Toen ik het ouderlijk huis in handen kreeg — nu bijna twintig jaar geleden — was dat niet uit ambitie, maar uit noodzaak. Pa en Ma willy waren allebei aan het sukkelen geraakt: een heup die kraakte, een geheugen dat af en toe verkeerde afslagen nam, en trappen die plots steiler leken dan vroeger. Alleen wonen ging nog nét, maar samen wonen mét hulp was beter. Een serviceflat? Onbespreekbaar. Ze wilden in hun huis blijven, tussen hun spullen, hun herinneringen, hun vergeelde lambrisering. En dus werd het plan geboren: een kangoeroewoning. Twee generaties, één dak — of wat daarvan overbleef.
Want dat dak lekte op zeven plaatsen.

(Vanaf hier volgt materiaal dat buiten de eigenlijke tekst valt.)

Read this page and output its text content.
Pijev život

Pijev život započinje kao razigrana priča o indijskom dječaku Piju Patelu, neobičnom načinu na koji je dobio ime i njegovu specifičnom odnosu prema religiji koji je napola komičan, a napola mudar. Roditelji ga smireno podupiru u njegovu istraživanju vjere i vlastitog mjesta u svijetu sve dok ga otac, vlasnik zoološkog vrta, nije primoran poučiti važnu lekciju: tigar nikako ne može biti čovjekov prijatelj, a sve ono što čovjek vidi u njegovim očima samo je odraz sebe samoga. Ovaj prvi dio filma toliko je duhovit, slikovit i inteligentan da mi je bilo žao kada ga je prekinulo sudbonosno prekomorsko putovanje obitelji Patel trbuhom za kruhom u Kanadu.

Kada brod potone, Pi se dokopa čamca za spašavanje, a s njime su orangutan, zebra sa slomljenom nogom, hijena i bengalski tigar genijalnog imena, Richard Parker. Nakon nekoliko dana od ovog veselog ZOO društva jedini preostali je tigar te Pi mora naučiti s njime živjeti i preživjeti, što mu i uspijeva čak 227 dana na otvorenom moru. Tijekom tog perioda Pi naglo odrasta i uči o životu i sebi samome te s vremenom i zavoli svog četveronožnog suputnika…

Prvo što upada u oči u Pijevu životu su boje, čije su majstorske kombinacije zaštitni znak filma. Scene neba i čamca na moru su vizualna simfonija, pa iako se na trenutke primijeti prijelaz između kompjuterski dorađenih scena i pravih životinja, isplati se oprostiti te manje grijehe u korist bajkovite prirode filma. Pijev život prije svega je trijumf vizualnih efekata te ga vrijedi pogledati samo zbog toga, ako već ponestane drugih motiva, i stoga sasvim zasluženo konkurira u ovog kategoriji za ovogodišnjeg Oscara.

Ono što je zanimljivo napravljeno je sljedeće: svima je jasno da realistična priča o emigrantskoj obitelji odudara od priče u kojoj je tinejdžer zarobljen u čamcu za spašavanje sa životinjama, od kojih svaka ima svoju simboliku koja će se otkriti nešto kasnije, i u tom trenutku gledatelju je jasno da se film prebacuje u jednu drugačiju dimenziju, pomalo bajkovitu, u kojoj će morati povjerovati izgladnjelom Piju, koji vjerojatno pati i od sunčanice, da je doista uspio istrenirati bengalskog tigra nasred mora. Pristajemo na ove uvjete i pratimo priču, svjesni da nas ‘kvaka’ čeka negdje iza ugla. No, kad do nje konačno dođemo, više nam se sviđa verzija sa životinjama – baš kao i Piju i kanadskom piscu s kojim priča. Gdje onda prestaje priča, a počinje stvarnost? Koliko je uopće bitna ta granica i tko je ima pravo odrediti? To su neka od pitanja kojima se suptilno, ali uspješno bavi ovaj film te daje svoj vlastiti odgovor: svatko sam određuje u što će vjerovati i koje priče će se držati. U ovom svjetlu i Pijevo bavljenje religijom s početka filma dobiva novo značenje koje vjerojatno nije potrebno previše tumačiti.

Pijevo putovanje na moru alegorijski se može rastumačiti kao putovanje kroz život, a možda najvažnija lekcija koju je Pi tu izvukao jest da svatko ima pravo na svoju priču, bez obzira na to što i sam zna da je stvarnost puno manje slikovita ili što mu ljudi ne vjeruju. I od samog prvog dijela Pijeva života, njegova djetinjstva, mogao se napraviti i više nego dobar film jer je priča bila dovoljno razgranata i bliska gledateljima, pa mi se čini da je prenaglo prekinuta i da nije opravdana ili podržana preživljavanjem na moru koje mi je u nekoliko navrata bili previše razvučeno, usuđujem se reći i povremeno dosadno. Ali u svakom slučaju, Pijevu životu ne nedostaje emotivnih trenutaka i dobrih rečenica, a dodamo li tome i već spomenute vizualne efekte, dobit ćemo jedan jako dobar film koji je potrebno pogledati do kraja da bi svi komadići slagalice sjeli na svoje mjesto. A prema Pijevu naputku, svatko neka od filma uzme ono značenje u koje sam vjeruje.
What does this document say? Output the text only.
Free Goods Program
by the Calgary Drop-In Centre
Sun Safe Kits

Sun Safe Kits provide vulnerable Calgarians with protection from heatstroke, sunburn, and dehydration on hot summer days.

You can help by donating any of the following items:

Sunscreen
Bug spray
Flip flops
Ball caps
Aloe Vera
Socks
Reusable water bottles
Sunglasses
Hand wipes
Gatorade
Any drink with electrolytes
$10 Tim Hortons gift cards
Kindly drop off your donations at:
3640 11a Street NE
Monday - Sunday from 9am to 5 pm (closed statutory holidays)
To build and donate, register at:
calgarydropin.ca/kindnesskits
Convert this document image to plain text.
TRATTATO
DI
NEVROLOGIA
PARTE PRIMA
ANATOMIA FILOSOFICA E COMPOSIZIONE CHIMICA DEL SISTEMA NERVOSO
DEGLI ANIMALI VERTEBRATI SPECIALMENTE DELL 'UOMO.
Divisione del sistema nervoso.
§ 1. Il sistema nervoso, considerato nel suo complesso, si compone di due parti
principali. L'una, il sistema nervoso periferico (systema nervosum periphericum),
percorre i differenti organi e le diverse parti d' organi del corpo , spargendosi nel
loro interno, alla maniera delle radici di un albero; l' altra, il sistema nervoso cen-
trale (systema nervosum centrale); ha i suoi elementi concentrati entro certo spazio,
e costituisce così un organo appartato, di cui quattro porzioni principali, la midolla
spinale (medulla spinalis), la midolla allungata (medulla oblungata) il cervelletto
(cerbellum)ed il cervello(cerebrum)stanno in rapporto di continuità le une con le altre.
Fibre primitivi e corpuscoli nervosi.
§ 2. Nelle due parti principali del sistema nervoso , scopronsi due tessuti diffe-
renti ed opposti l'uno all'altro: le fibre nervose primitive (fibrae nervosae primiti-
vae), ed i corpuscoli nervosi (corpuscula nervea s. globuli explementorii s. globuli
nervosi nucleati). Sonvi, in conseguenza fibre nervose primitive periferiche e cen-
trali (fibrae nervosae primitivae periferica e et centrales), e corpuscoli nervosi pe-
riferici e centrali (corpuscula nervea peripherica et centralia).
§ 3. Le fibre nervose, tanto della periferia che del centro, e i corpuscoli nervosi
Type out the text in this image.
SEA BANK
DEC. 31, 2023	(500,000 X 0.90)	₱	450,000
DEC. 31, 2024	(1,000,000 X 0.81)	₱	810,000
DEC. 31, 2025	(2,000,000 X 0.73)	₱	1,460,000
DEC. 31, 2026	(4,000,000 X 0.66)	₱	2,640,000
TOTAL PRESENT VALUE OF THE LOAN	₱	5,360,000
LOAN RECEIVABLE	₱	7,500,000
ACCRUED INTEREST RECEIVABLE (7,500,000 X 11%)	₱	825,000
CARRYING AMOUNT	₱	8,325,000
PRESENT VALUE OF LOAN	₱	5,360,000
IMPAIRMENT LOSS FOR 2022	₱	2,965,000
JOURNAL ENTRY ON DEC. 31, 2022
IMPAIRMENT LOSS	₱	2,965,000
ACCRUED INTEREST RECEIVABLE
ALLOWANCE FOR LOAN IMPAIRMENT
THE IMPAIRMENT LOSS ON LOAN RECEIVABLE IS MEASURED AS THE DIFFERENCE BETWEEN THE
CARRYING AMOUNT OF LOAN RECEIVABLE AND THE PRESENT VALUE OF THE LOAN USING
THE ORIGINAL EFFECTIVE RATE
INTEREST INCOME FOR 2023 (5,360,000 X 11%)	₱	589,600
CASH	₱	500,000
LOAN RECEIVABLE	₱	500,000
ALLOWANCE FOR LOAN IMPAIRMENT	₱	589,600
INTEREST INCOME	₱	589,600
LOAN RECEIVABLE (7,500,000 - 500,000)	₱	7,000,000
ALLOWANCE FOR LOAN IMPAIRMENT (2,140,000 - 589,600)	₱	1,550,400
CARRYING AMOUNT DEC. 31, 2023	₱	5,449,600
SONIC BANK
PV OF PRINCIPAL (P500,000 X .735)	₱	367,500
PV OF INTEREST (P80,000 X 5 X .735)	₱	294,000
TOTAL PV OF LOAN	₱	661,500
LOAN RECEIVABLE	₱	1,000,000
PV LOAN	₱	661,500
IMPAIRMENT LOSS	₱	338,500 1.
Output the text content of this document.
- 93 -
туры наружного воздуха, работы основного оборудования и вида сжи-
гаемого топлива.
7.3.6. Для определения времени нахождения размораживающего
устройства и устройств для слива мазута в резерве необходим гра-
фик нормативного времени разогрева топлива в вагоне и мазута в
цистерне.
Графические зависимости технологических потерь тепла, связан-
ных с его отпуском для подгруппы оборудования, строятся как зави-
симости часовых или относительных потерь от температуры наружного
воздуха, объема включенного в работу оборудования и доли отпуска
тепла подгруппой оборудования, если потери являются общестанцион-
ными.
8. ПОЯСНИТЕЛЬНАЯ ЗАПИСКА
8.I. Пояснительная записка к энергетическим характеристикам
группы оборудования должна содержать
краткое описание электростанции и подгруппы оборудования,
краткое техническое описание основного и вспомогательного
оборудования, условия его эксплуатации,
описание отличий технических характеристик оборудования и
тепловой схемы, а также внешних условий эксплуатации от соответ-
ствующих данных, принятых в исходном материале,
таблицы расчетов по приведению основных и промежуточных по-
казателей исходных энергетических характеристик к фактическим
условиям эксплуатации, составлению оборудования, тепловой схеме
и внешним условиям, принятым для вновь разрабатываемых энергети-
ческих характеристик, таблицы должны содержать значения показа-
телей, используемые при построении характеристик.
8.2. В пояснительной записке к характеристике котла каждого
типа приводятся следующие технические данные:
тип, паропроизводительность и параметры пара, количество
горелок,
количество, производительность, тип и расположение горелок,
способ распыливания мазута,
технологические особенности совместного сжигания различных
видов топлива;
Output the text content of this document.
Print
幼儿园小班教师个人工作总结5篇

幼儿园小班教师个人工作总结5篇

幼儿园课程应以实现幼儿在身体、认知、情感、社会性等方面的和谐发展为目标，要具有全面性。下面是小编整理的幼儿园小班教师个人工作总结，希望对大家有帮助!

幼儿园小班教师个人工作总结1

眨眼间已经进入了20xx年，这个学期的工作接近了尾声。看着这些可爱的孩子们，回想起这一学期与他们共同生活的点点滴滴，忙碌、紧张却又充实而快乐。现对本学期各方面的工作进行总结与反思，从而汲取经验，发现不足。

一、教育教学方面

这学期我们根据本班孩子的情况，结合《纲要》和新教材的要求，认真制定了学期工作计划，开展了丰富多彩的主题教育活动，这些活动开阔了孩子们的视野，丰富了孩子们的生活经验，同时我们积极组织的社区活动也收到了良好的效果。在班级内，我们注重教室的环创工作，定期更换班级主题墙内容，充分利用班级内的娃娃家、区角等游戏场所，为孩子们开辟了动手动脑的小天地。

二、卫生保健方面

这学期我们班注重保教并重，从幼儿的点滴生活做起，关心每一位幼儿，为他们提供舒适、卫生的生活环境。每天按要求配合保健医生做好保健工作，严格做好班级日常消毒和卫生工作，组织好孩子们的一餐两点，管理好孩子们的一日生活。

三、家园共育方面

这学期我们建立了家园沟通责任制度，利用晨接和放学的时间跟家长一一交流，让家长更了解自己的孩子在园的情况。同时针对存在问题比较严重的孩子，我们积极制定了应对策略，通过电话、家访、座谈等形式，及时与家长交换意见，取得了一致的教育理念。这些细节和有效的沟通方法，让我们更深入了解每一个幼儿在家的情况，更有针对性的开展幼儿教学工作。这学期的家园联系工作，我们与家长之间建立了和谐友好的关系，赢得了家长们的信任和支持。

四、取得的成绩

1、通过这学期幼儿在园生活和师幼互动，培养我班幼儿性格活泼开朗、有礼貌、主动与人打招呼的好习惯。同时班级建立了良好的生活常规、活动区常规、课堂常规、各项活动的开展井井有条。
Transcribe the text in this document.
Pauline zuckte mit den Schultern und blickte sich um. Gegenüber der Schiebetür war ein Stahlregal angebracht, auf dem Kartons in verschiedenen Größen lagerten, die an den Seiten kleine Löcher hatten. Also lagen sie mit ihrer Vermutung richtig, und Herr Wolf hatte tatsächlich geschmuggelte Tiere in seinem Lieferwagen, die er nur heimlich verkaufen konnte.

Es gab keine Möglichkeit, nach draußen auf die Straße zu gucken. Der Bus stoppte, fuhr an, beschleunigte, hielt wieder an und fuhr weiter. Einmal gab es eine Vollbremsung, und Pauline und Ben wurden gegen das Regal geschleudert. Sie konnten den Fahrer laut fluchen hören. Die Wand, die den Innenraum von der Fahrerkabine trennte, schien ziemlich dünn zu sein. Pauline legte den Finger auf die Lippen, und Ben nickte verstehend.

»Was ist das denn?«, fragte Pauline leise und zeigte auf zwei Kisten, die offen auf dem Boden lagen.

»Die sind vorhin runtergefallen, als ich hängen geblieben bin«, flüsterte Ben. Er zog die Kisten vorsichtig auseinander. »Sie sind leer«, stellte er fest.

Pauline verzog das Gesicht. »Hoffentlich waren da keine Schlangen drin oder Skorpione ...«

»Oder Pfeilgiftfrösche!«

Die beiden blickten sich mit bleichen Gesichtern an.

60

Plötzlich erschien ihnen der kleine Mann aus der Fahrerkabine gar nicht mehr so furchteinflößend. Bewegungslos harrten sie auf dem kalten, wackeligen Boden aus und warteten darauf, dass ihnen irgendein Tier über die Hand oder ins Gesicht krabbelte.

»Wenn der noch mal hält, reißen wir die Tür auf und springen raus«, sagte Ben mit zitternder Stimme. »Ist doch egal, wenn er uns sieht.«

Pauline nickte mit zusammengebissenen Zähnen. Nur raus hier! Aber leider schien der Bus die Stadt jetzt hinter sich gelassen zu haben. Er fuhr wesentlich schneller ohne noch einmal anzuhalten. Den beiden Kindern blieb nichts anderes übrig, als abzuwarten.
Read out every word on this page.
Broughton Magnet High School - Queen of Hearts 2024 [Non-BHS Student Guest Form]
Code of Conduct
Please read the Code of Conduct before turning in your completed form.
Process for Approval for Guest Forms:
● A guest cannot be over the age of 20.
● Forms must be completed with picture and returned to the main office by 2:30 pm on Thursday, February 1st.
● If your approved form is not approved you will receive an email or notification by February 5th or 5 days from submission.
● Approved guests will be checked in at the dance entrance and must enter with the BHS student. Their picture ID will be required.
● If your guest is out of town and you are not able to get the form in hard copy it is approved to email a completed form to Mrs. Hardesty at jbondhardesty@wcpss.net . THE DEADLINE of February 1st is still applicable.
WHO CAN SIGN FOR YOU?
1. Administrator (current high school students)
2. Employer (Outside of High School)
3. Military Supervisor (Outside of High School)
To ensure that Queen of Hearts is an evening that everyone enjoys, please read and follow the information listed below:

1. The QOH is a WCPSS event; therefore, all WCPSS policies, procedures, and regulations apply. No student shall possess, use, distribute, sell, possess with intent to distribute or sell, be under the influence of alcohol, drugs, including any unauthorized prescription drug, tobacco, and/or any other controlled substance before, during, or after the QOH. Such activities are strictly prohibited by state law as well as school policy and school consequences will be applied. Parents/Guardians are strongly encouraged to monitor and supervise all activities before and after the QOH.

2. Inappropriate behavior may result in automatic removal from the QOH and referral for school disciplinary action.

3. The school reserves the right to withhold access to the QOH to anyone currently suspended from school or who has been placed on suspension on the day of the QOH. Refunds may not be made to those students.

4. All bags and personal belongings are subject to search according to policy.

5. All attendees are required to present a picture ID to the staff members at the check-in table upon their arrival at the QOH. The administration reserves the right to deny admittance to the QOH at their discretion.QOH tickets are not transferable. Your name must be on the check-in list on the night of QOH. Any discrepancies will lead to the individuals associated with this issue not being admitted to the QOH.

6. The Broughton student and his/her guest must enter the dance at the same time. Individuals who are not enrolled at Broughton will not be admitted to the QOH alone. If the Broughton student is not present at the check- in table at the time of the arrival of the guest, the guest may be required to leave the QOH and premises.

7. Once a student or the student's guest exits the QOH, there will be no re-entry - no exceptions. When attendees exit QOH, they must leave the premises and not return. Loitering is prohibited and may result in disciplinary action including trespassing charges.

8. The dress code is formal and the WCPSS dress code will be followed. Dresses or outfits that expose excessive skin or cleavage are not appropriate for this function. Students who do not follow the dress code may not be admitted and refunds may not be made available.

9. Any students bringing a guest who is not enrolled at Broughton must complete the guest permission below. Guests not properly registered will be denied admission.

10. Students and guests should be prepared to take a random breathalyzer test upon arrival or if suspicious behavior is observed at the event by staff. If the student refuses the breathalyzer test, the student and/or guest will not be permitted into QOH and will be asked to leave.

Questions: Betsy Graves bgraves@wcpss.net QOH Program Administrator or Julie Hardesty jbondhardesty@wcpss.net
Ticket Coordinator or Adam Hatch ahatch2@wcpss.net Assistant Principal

De ramen stonden open zelfs als ze dicht waren. De badkamer had sinds de jaren vijftig geen enkele vorm van evolutie doorgemaakt, en de elektriciteit werkte alleen als je hem met rust liet. Een verwarming die dateerde van voor de oorlog en er zich ook naar gedroeg.
Een grondige renovatie drong zich op. Uiteindelijk moesten we er zelf ook wonen, niet kamperen. En dat gaf regelmatig ruzie.
Want voor Pa en Ma was dat allemaal onzin. “Och, dat huis is goed zoals het is,” zei Ma, terwijl ze de zoveelste handdoek onder het lekkend dakvenster legde.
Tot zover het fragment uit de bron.